Zaczęłam nieśmiało przesuwać moją ręką po jego kroczu. Na
początku zawładnęły nim delikatne drgawki, takie jakie
wystąpiły u mnie, kiedy dotknął mojego uda, jednak później
poczułam, że mu się podoba. Naprawdę poczułam. Robił się
coraz twardszy.
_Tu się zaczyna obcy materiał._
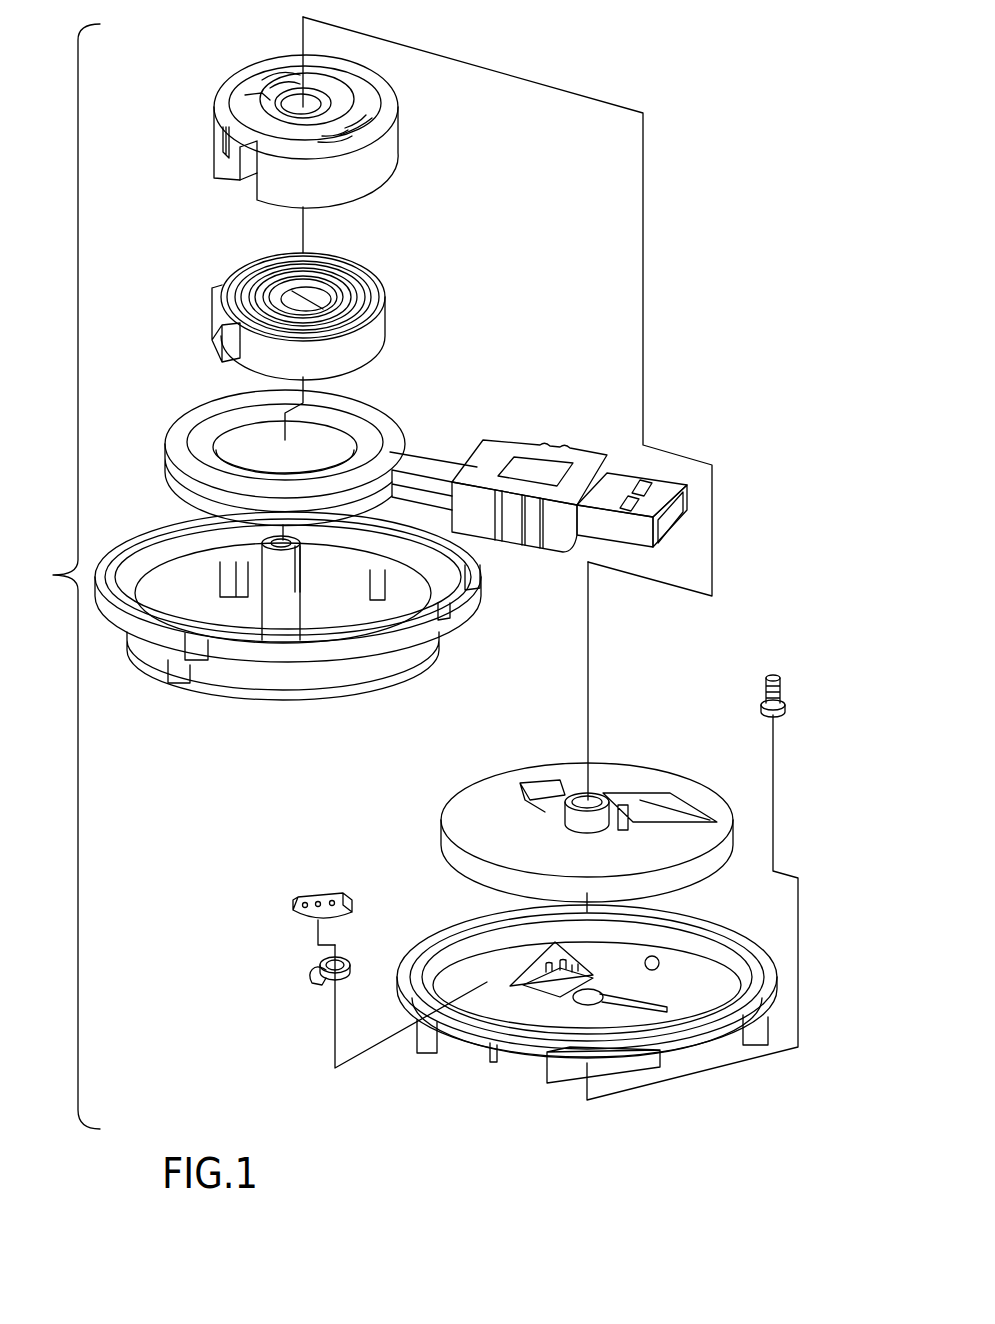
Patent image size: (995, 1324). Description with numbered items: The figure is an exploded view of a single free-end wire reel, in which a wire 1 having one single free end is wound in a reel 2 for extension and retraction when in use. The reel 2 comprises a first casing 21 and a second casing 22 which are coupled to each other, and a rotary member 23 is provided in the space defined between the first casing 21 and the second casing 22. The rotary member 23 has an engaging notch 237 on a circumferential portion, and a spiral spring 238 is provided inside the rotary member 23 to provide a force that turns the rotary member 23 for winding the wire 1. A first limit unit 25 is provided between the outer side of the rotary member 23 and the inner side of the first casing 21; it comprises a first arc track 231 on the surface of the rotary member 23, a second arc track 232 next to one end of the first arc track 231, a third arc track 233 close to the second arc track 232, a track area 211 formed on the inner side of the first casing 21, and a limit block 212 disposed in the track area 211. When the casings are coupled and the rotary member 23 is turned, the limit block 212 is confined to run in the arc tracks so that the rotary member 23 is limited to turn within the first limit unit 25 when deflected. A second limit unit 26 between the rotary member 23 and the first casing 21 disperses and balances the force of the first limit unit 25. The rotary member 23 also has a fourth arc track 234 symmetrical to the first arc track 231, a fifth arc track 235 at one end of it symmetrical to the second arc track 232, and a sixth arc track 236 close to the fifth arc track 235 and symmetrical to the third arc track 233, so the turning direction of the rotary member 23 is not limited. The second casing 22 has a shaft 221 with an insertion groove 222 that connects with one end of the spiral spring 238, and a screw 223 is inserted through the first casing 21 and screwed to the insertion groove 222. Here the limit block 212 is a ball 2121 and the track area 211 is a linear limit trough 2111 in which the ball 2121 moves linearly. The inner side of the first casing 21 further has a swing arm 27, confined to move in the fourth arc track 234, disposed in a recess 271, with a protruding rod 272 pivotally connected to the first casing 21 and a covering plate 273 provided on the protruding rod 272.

The wire 1 is at (200, 410).
The reel 2 is at (275, 828).
The first casing 21 is at (453, 935).
The second casing 22 is at (210, 698).
The rotary member 23 is at (195, 110).
The first limit unit 25 is at (60, 576).
The second limit unit 26 is at (393, 119).
The swing arm 27 is at (334, 975).
The track area 211 is at (640, 1085).
The limit block 212 is at (727, 1063).
The shaft 221 is at (291, 635).
The insertion groove 222 is at (302, 568).
The screw 223 is at (768, 677).
The first arc track 231 is at (335, 84).
The second arc track 232 is at (262, 93).
The third arc track 233 is at (278, 72).
The fourth arc track 234 is at (250, 150).
The fifth arc track 235 is at (370, 137).
The sixth arc track 236 is at (350, 138).
The engaging notch 237 is at (223, 140).
The spiral spring 238 is at (368, 349).
The recess 271 is at (543, 988).
The protruding rod 272 is at (312, 968).
The covering plate 273 is at (295, 911).
The linear limit trough 2111 is at (623, 1007).
The ball 2121 is at (658, 958).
Zaczęłam zastanawiać się jakiego ma dużego.
Widziałam, że rozporek ledwo już wytrzymywał. Oderwałam
więc swoje usta od jego i poprosiłam, żeby rozpiął spodnie.
Spojrzał na mnie z lekkim niedowierzaniem, a ja tylko
zapytałam „To chcesz żebym ci obciągnęła, czy nie?” Sama
byłam zdziwiona swoją pewnością siebie, ale ani razu nie dałam
po sobie poznać tego, że trochę przeraża mnie cała ta sytuacja.
Po paru sekundach jego członek był już wolny.
Był naprawdę duży. Jednak moment w którym go zobaczyłam
odsunął ode mnie wszelkie wątpliwości i obawy. Jedyne o
myślałam, to jego męskość i to jak bardzo mnie to podnieca.